Calibration and performance evaluation of PM2.5 and NO2 air quality sensors for environmental epidemiology

Over the past few decades, the study and the use of air quality sensors have significantly increased, leading to a wealth of experience and a deeper understanding of their strengths and limitations. This study aimed to develop and evaluate a methodology for PM2.5 and NO2 sensors to enhance sensor accuracy to a level suitable for epidemiological studies, where ensuring data quality is paramount. The performance evaluation of indoor and outdoor sensors was carried out during the co-location phase with reference-equivalent instruments (RIs), by calculating the relative expanded uncertainties (REUs) stated in the EU Air Quality Directive 2008/50/EC and the recently published EU Directive 2024/2881, target diagrams and common error metrics, before the deployment of the air quality sensor systems (AQSSs) in the houses of patients suffering from chronic obstructive pulmonary disease (COPD) or asthma, in Stuttgart (Germany).
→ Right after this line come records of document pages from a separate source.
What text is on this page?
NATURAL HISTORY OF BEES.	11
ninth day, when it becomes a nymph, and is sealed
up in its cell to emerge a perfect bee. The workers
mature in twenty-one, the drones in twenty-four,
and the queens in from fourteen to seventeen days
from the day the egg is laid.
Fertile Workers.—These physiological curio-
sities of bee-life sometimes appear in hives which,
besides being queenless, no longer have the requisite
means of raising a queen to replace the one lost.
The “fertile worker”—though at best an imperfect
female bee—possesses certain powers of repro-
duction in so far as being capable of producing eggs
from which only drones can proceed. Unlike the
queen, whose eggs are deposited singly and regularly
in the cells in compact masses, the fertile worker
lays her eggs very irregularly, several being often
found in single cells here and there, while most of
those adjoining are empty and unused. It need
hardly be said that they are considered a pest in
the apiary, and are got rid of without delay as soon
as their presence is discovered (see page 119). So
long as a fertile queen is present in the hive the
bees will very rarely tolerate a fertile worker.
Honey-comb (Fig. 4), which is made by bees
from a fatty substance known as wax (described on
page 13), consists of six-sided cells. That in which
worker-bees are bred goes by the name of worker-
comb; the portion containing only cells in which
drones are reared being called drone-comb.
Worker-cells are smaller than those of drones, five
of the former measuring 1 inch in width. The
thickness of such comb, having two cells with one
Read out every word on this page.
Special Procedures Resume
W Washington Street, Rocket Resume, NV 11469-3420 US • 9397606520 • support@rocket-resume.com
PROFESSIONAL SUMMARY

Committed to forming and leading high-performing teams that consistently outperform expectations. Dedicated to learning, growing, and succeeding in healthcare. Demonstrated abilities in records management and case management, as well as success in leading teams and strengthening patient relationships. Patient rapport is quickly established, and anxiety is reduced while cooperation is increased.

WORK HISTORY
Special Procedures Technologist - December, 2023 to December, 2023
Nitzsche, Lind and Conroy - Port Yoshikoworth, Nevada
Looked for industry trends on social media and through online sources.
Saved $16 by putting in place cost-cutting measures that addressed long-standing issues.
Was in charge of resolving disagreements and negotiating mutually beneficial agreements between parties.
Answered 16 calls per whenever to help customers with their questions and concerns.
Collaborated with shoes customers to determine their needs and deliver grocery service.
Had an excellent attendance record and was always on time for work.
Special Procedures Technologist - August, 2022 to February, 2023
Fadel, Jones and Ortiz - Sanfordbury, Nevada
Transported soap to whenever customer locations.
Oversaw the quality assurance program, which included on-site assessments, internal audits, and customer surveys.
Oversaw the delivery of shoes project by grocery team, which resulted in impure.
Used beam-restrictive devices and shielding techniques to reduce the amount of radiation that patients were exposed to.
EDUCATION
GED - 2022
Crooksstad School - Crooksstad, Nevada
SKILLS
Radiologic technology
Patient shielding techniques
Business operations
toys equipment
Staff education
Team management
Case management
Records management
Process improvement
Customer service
Regression and machine learning (ML) models for sensor calibration were tested during the co-location. Moreover, an original methodology was designed and evaluated to validate the sensor data during the deployment in the houses of the participants. The study found that indoor sensor calibration using artificially generated NO2 and aerosols does not ensure model transferability, emphasizing the need for training data that matches the intended deployment environment in terms of real patterns of concentration, particle composition and environmental conditions. Moreover, the effect of the aggregation time (1, 5, 10, and 15 min) on the performance of the calibration models was evaluated for NO2 sensors. Integrating metadata such as activity logs, window status, and data from official monitoring stations, as well as NO2 measurements with diffusion tubes, proved to be helpful for data validation and interpretation during the sensor deployment in the houses of the participants.